Comparação nacional e perda de posição no ranking
Em relação ao ano anterior, o Acre perdeu uma posição no ranking nacional, descendo da quarta para a terceira menor renda per capita do país. Em 2024, o estado apresentava uma média de R$ 1.271, valor que foi superado em 2025 pelo crescimento observado. Apesar da melhora, o rendimento domiciliar per capita para o Brasil como um todo ficou em R$ 2.316 em 2025, destacando a disparidade econômica em relação ao Acre.
Lideranças nacionais e contexto regional
O Distrito Federal liderou o ranking com uma renda per capita de R$ 4.538, seguido por São Paulo (R$ 2.956) e Rio Grande do Sul (R$ 2.839).
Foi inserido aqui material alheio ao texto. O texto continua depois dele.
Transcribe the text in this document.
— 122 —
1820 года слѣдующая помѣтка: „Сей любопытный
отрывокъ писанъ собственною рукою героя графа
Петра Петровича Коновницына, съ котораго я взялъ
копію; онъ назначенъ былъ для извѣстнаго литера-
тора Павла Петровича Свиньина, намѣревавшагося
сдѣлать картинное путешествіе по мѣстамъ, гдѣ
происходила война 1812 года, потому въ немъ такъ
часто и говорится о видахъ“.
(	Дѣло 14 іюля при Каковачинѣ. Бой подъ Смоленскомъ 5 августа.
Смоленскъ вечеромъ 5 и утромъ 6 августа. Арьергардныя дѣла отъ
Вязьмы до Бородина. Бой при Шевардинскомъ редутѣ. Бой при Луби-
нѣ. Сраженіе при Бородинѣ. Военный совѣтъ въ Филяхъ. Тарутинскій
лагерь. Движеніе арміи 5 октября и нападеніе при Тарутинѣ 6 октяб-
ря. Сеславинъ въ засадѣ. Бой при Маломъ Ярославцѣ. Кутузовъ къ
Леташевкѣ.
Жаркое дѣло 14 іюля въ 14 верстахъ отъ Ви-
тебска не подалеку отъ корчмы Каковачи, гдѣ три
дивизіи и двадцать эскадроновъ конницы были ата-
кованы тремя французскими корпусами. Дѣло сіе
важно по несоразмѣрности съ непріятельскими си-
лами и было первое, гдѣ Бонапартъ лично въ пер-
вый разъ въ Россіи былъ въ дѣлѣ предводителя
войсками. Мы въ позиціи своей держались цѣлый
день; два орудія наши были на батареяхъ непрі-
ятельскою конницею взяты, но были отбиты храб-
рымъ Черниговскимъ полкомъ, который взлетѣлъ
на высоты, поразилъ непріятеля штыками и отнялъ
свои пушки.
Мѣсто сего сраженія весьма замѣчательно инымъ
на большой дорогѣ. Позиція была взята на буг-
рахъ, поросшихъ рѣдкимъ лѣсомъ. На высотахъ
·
No contexto da região Norte, o Acre ficou à frente apenas de Ceará (R$ 1.390) e Maranhão (R$ 1.219), mas atrás da maioria dos estados da região, como Amazonas (R$ 1.484) e Pará (R$ 1.420).
Metodologia da pesquisa e importância dos dados
Os valores foram calculados com base na Pesquisa Nacional por Amostra de Domicílios (PNAD) Contínua, realizada pelo IBGE. O rendimento domiciliar per capita é definido como a razão entre todos os rendimentos das pessoas que vivem em uma casa e o número total de moradores, oferecendo uma visão detalhada da distribuição de renda no país.
Lista completa dos rendimentos per capita por estado em 2024
- Distrito Federal - R$ 4.538
- São Paulo - R$ 2.956
- Rio Grande do Sul - R$ 2.839
- Santa Catarina - R$ 2.809
- Rio de Janeiro - R$ 2.794
- Paraná - R$ 2.762
- Mato Grosso do Sul - R$ 2.454
- Goiás - R$ 2.407
- Minas Gerais - R$ 2.353
- Mato Grosso - R$ 2.335
- Espírito Santo - R$ 2.249
- Tocantins - R$ 2.036
- Rondônia - R$ 1.991
- Roraima - R$ 1.878
- Rio Grande do Norte - R$ 1.819
- Amapá - R$ 1.697
- Sergipe - R$ 1.697
- Pernambuco - R$ 1.600
- Piauí - R$ 1.546
- Paraíba - R$ 1.543
- Amazonas - R$ 1.484
- Bahia - R$ 1.465
- Alagoas - R$ 1.422
- Pará - R$ 1.420
- Acre - R$ 1.392
- Ceará - R$ 1.390
- Maranhão - R$ 1.219
Este levantamento do IBGE destaca os desafios econômicos enfrentados pelo Acre, mesmo com o crescimento recente, e reforça a necessidade de políticas públicas para reduzir as desigualdades regionais no Brasil.